Labour re-instates Police Commissioner candidate
A more seasoned journalist colleague likes to remind me that August is the "silly season".
That's when the news prospects look thin and the news day feels really slow.
The tell-tale sign is usually the first Loch Ness Monster story.
But this August, the headlines have been pepped up wonderfully by the Olympics.
And for me, they have been enlivened by the early stages of an election campaign that's hardly registering on most people's radar.
Elections for our first Police and Crime Commissioners (PCCs) aren't until the middle of November.
They'll be the politicians charged with bringing the local police to account; also hiring and firing chief constables if necessary.
Yet this novel but significant role appears to be having teething problems.
Its candidate, Alan Charles, fell on his sword. He stood down because of a conviction as a juvenile almost 50 years ago.
He may have been a vice-chairman of Derbyshire's Police Authority for three years and a respected county councillor for 20 years.
But Alan Charles was briefed that his offence ruled him out as a PCC candidate.
Juvenile convictions for imprisonable offences will bar people from becoming a police and crime commissioner.
At that stage, he said: "The Labour Party has only received clarification from the Home Office and the Electoral Commission that juvenile convictions for imprisonable offences will bar people from becoming a police and crime commissioner."
He had been given a 12 months conditional discharge.
The offence? That has yet to be disclosed by Councillor Charles or the Labour Party.
In an exercise of damage limitation, Labour gave the nod to the media that Hardyal Dhindsa, a Derby City councillor, would be the replacement candidate. And in quick time too.
To get away from it all, Alan Charles headed off for a holiday on the East Yorkshire coast.
But it now transpires that the county councillor didn't have his head in a bag of seaside fish and chips.
He had been consulting with senior Labour legal advisers.
Was the coalition's legislation, which set up PCCs, legally watertight and could it be challenged?
I don't know the answer to that. What is clear now is that Alan Charles is back.
He's been reinstated as Labour's official PCC candidate for Derbyshire.
Hardyal Dhindsa is certainly perplexed, as will be the voters of Derbyshire.
Labour now says: "Due to a distinct lack of clarity from the Home Office, we have sought further legal advice on behalf of Alan Charles, and it has become clear that he is eligible to become a Police and Crime Commissioner (PCC) candidate.

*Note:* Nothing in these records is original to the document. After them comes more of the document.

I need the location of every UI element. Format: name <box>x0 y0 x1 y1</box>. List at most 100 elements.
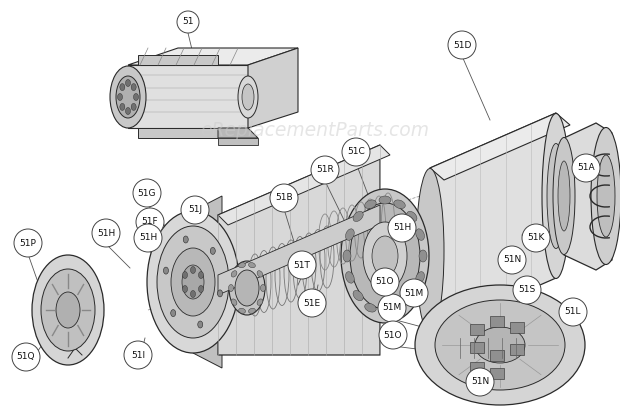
Text: 51N: 51N <box>471 377 489 386</box>
Ellipse shape <box>125 79 130 87</box>
Ellipse shape <box>249 308 255 313</box>
Text: 51F: 51F <box>142 218 158 226</box>
Ellipse shape <box>591 127 620 265</box>
Ellipse shape <box>118 94 123 101</box>
Ellipse shape <box>553 138 575 255</box>
Ellipse shape <box>475 327 525 363</box>
Ellipse shape <box>257 299 263 305</box>
Polygon shape <box>218 128 258 138</box>
Polygon shape <box>564 123 612 270</box>
Ellipse shape <box>238 76 258 118</box>
Text: 51: 51 <box>182 17 193 27</box>
Circle shape <box>388 214 416 242</box>
Text: eReplacementParts.com: eReplacementParts.com <box>200 121 429 139</box>
Ellipse shape <box>235 270 259 306</box>
Ellipse shape <box>363 222 407 290</box>
Ellipse shape <box>182 285 187 292</box>
Ellipse shape <box>171 248 215 316</box>
Polygon shape <box>218 145 380 355</box>
Ellipse shape <box>231 271 237 277</box>
Ellipse shape <box>353 290 363 301</box>
Ellipse shape <box>416 229 425 240</box>
Polygon shape <box>218 138 258 145</box>
Ellipse shape <box>343 250 351 262</box>
Ellipse shape <box>597 155 615 237</box>
Ellipse shape <box>365 200 376 208</box>
Text: 51Q: 51Q <box>17 352 35 362</box>
Ellipse shape <box>198 272 203 278</box>
Bar <box>510 344 524 355</box>
Circle shape <box>92 219 120 247</box>
Ellipse shape <box>365 303 376 312</box>
Ellipse shape <box>416 168 444 334</box>
Circle shape <box>572 154 600 182</box>
Ellipse shape <box>120 104 125 110</box>
Ellipse shape <box>182 272 187 278</box>
Bar <box>490 350 504 361</box>
Text: 51O: 51O <box>384 330 402 339</box>
Polygon shape <box>218 145 390 225</box>
Ellipse shape <box>242 84 254 110</box>
Ellipse shape <box>182 265 204 299</box>
Ellipse shape <box>415 285 585 405</box>
Text: 51O: 51O <box>376 277 394 287</box>
Polygon shape <box>138 55 218 65</box>
Ellipse shape <box>547 144 565 248</box>
Text: 51H: 51H <box>393 223 411 233</box>
Ellipse shape <box>372 236 398 276</box>
Ellipse shape <box>120 84 125 91</box>
Ellipse shape <box>345 272 354 283</box>
Circle shape <box>136 208 164 236</box>
Circle shape <box>559 298 587 326</box>
Circle shape <box>270 184 298 212</box>
Text: 51N: 51N <box>503 255 521 265</box>
Circle shape <box>124 341 152 369</box>
Text: 51A: 51A <box>577 163 595 173</box>
Circle shape <box>379 321 407 349</box>
Circle shape <box>522 224 550 252</box>
Circle shape <box>311 156 339 184</box>
Ellipse shape <box>125 107 130 114</box>
Text: 51B: 51B <box>275 193 293 203</box>
Ellipse shape <box>190 290 195 297</box>
Text: 51D: 51D <box>453 40 471 50</box>
Ellipse shape <box>131 84 136 91</box>
Circle shape <box>448 31 476 59</box>
Text: 51R: 51R <box>316 166 334 174</box>
Ellipse shape <box>198 321 203 328</box>
Ellipse shape <box>41 269 95 351</box>
Ellipse shape <box>147 211 239 353</box>
Ellipse shape <box>110 66 146 128</box>
Polygon shape <box>218 205 380 295</box>
Ellipse shape <box>56 292 80 328</box>
Ellipse shape <box>379 308 391 316</box>
Text: 51H: 51H <box>139 233 157 243</box>
Text: 51G: 51G <box>138 188 156 198</box>
Bar <box>490 316 504 327</box>
Bar <box>470 324 484 335</box>
Circle shape <box>177 11 199 33</box>
Ellipse shape <box>379 196 391 204</box>
Ellipse shape <box>32 255 104 365</box>
Polygon shape <box>430 113 570 180</box>
Text: 51S: 51S <box>518 285 536 295</box>
Circle shape <box>134 224 162 252</box>
Ellipse shape <box>164 267 169 274</box>
Ellipse shape <box>257 271 263 277</box>
Ellipse shape <box>407 290 417 301</box>
Circle shape <box>181 196 209 224</box>
Text: 51E: 51E <box>303 299 321 307</box>
Polygon shape <box>430 113 556 333</box>
Text: 51M: 51M <box>383 304 402 312</box>
Ellipse shape <box>394 200 405 208</box>
Bar <box>470 362 484 373</box>
Ellipse shape <box>239 308 246 313</box>
Circle shape <box>400 279 428 307</box>
Circle shape <box>342 138 370 166</box>
Text: 51I: 51I <box>131 351 145 359</box>
Ellipse shape <box>341 189 429 323</box>
Text: 51C: 51C <box>347 148 365 156</box>
Ellipse shape <box>116 76 140 118</box>
Ellipse shape <box>157 226 229 338</box>
Text: 51M: 51M <box>404 289 423 297</box>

"The Labour Party has written to the Home Office calling for them to urgently provide more information and much greater clarity on the interpretation of their legislation for all involved in these elections.
"Therefore Alan Charles is Labour candidate for PCC in Derbyshire."
So Labour is sticking by its original choice of candidate.
It has also thrown a gauntlet down to challenge one of David Cameron's pet projects.
Alan Charles will be back from the seaside soon enough and returns to the campaign trail in Derbyshire.
He could be making news for the rest of August... unless the Loch Ness Monster beats him to it.